An Israeli military base in Haifa buzzed with activity on Sunday as a Cypriot police aircraft touched down and a landing British military helicopter stirred up dust nearby.

The tiny base next to the city's Mediterranean port was transformed into a hub for a massive international effort to snuff out a blaze which killed 41 people and ravaged millions of trees.

Up until the announcement after dark on Sunday that the inferno in the Carmel forest near the city in northern Israel was finally under control, the crews at the Haifa base showed no signs of slowing down.

British Flight Lieutenant Euan Johnson and his crew landed their grey Griffin helicopter, which spent three days scooping sea water from the Mediterranean and dispersing it over the enormous blaze.
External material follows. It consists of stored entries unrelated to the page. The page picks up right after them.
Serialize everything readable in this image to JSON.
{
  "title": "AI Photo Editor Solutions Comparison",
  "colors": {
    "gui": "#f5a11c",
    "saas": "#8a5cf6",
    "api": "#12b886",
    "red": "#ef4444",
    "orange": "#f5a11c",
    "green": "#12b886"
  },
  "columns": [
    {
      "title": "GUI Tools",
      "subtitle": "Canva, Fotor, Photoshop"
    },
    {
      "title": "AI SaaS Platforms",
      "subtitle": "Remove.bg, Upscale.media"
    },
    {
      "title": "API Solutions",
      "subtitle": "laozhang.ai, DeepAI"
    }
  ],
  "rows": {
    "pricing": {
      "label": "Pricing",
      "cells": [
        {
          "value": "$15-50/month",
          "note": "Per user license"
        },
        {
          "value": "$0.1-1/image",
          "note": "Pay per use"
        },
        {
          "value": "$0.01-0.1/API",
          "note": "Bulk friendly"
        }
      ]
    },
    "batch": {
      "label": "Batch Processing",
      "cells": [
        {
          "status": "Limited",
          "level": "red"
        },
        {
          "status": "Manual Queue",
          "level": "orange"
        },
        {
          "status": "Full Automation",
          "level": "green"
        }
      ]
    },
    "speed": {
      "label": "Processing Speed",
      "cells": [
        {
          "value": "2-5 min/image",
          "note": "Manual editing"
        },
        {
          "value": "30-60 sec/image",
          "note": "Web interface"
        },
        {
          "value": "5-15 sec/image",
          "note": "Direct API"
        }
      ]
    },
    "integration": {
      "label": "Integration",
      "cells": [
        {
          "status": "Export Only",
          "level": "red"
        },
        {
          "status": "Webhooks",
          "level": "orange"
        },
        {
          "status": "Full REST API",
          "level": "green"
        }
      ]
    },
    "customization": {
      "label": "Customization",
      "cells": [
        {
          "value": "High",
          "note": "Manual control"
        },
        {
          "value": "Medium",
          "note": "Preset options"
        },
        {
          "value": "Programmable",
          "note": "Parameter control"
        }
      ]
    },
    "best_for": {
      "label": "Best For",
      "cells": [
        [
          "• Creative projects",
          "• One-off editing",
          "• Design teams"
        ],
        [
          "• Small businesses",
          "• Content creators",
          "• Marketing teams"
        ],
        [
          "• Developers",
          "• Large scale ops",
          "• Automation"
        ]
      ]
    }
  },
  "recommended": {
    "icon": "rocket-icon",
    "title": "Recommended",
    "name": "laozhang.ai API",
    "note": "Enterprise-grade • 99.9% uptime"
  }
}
The fire was the worst in Israel's 62-year history, and forced the Jewish state to reach out to foreign nations. Assistance came quickly, with at least 16 countries offering aircraft, personnel or materiel.

Johnson and his crew — six pilots and a civilian engineer — made the short trip from the RAF base at Akrotiri on the south coast of Cyprus to join the battle from its early stages.

They were shocked by the strength of the fire, which erupted on Thursday morning and swept through dry woodlands, killing more than 40 people, most of them on a bus trapped in the racing flames.

"It's certainly one of the biggest fires, in terms of area, that I've personally ever dealt with," Johnson told AFP.

"Having spoken to colleagues of mine on the same squadron, they say they've dealt with fires covering a bigger area, but nowhere near the same intensity," he said.

Elias Savva, a Cyprus police captain, was aboard a helicopter which made one of the first sorties over the fire as it burned out of control on Friday morning.

"It was really, really bad the first day," he told AFP, exiting the yellow and blue police helicopter.

"It was scary, it was scary knowing what we had seen and heard on the news. It was very emotional, very touching because we heard about the bus, we heard about the people."

By Sunday afternoon, as the tide turned, Johnson said his crew was ready to stay on "until we are no longer needed."

Many Israelis — whose country does not have firefighting planes of its own — have been asking why their government was not better prepared after an extended, dry summer and a string of smaller forest fires.

But Savva said any nation would have been caught off-guard by such a fire.

"Nobody is fully prepared for such things," he said. "I think (Israel) is well equipped as a country, but still nobody can expect a fire of this size in a small country like this."